— Это мужчина или женщина? — спросил Бу.
— Не знаю, — ответил я.
— Где он живет? — спросил Бу.
— Не знаю, — ответил я.
— Чем он занимается?
— Не знаю.
На вопрос о том, чем занимается Клуб, я ответил честно: спасает жизни.
— Эти двое меня стерегут, — сообщил Бу, указав едва заметным движением подбородка на молодчиков у барной стойки. Мне предстояло исполнить вторую часть симфонии. Я рассказал свою историю, и теперь надо было использовать все богатство звуков и ритмов, чтобы увлечь негра за собой. Я заговорил о превратностях судьбы бойца, неизбежном поражении и перспективе оказаться на дне оврага, под равнодушными звездами.
— Мне нравится драться, нравится мочить белых, — заявил Бу, разрушая мои построения одним метким ударом. И добавил: — У моего народа есть песня: “Я пою не потому, что мне весело, а потому, что мне нечего есть. Дай мне денег, чтобы я смог поесть. А когда я поем, то спою оттого, что мне весело. Ведь тогда мне не надо будет петь за деньги”.
Я улыбнулся, не зная что сказать. Слово “петь” можно было с легкостью заменить на “драться”. Я принялся разглядывать костяшки собственных пальцев, потому что не мог вынести обжигающий взгляд нубийца. Тот продолжал:
— Скоро здесь у меня не останется соперников и меня перевезут в другое место, где меня еще не знают, и будут ставить на моих противников.
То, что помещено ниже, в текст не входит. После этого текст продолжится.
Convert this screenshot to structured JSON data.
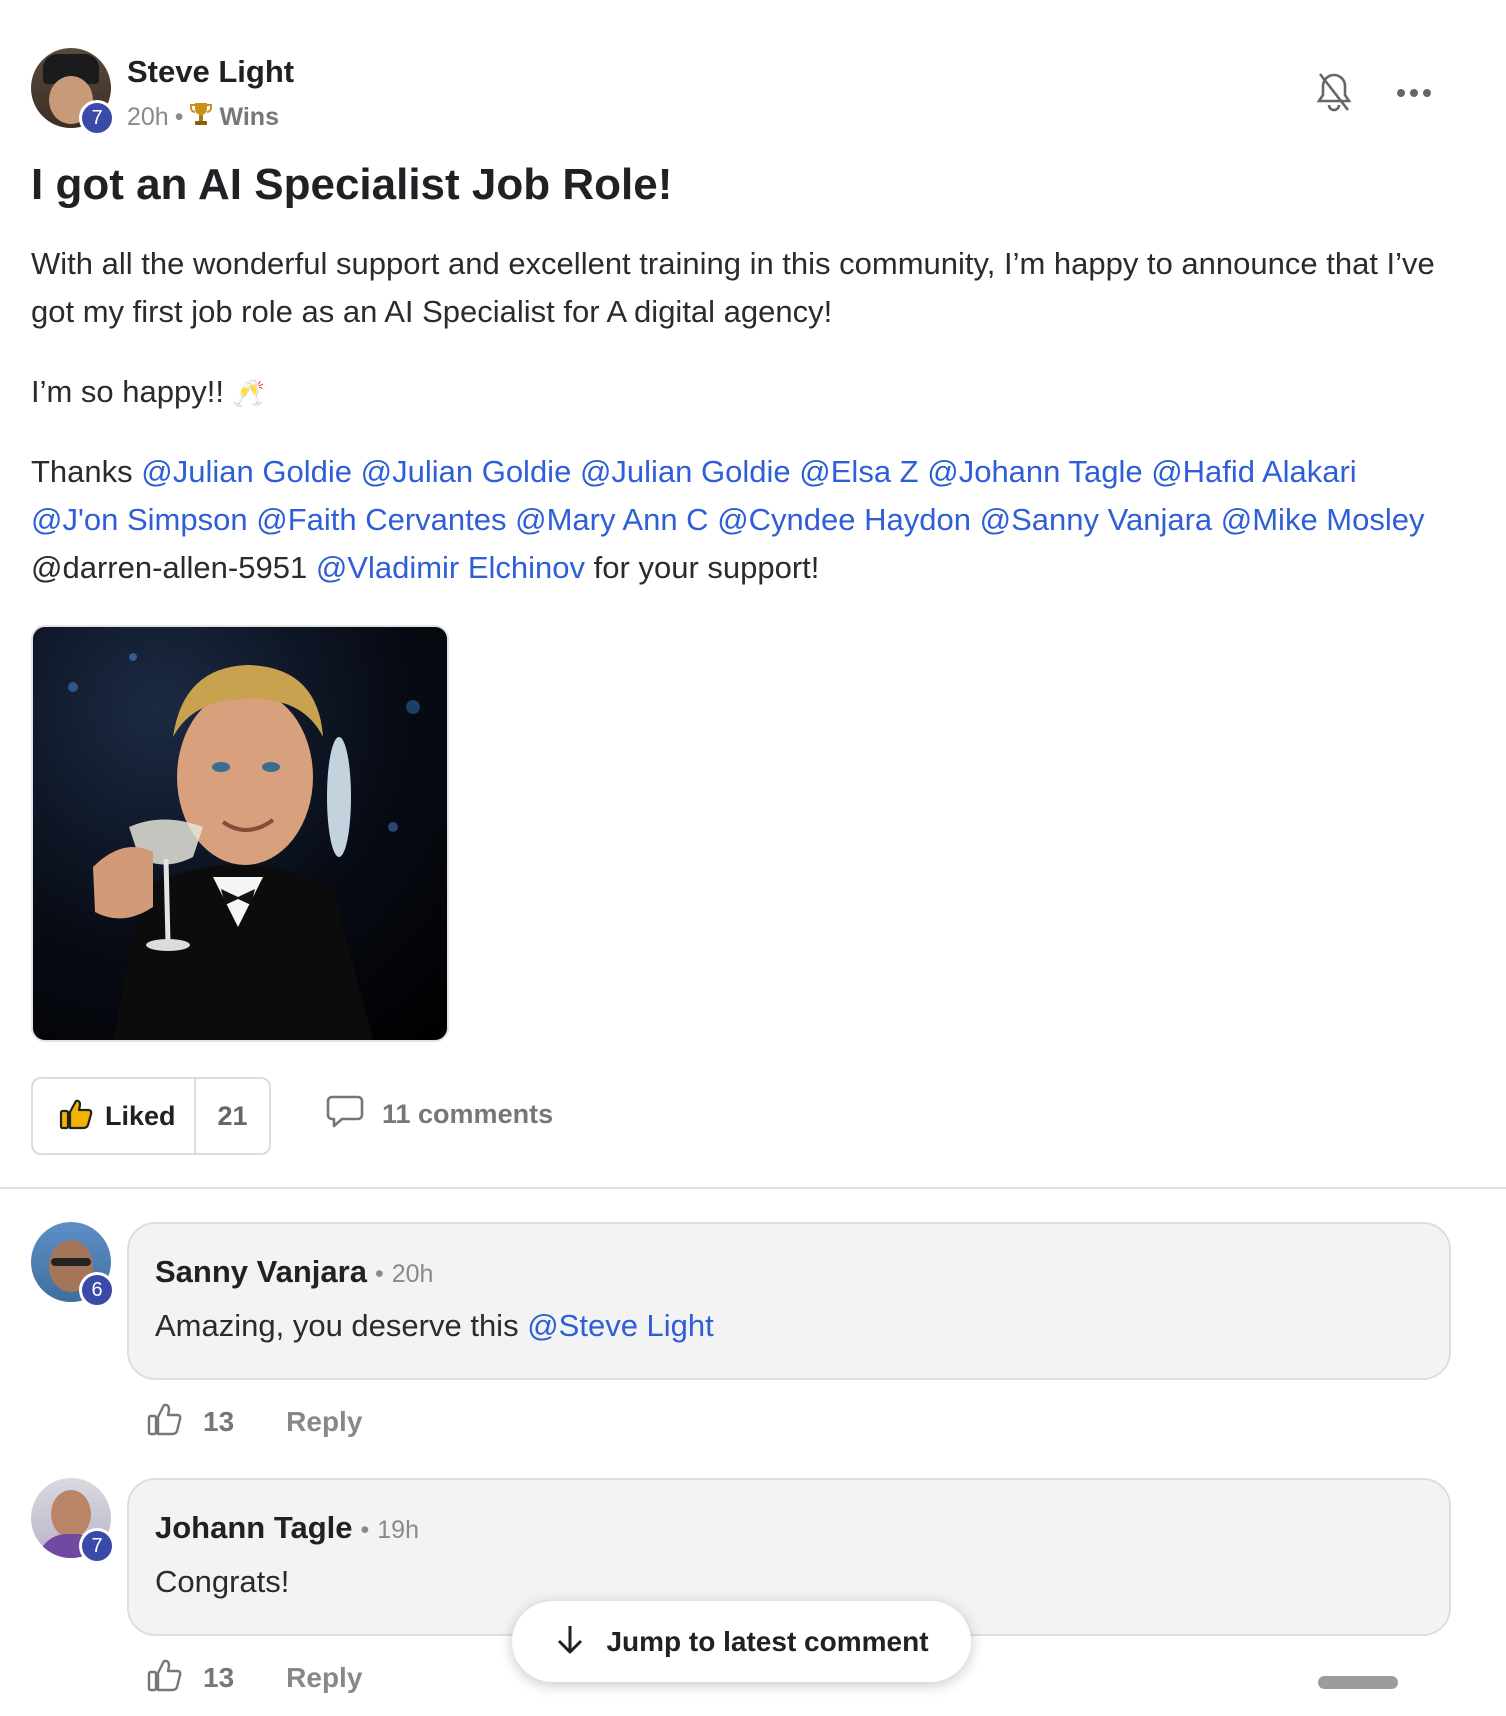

Я предложил Бу попытаться вообразить нашего клиента. Он мог оказаться владельцем рекламного агентства и сделать из нубийца безымянную модель, красота которой сведет с ума весь мир. Или старушкой — собирательницей произведений искусства, с годами пришедшей к выводу, что самое совершенное творение — это человеческое тело, которая поставит нубийца на пьедестал у себя в гостиной, прикрыв ему причинное место фиговым листком, чтобы ее подруги, попивая чай, бросали на живую статую завистливые взгляды. Такая идея Бу понравилась, и он снова улыбнулся. Впрочем, это могла быть красивая женщина, уставшая от измен и порока и решившая познать новый мир в объятиях страстного, простодушного, чистого душой дикаря. Так или иначе, у Бу всегда оставалась возможность пойти на попятный. Владельцы клуба “Олимп” приняли бы модель, способную приносить им тысячу евро за сеанс, с распростертыми объятиями. Бу спросил, о каких сеансах идет речь и чем ему придется заниматься в благодарность за спасение. Святая простота. Я сказал все как есть. Сексом. За очень большие деньги. Многочисленные клиенты Клуба покупают любовь за деньги. Только с женщинами, заявил Бу. Я заверил его, что это можно устроить: администрация иногда идет навстречу перспективным моделям, и, хотя в этом случае он будет зарабатывать значительно меньше, никто не заставит его делать что-либо против его воли. И все же сначала Бу стоит встретиться с заказчиком, а если там что-то не сложится, что ж, тогда добро пожаловать в Клуб. Нубиец бросил на стол пригоршню семечек и проговорил:
— Я расскажу тебе одну историю. Эту историю мне рассказал мой дед. В моей деревне все деды рассказывают ее своим внукам. Такой у нас обычай.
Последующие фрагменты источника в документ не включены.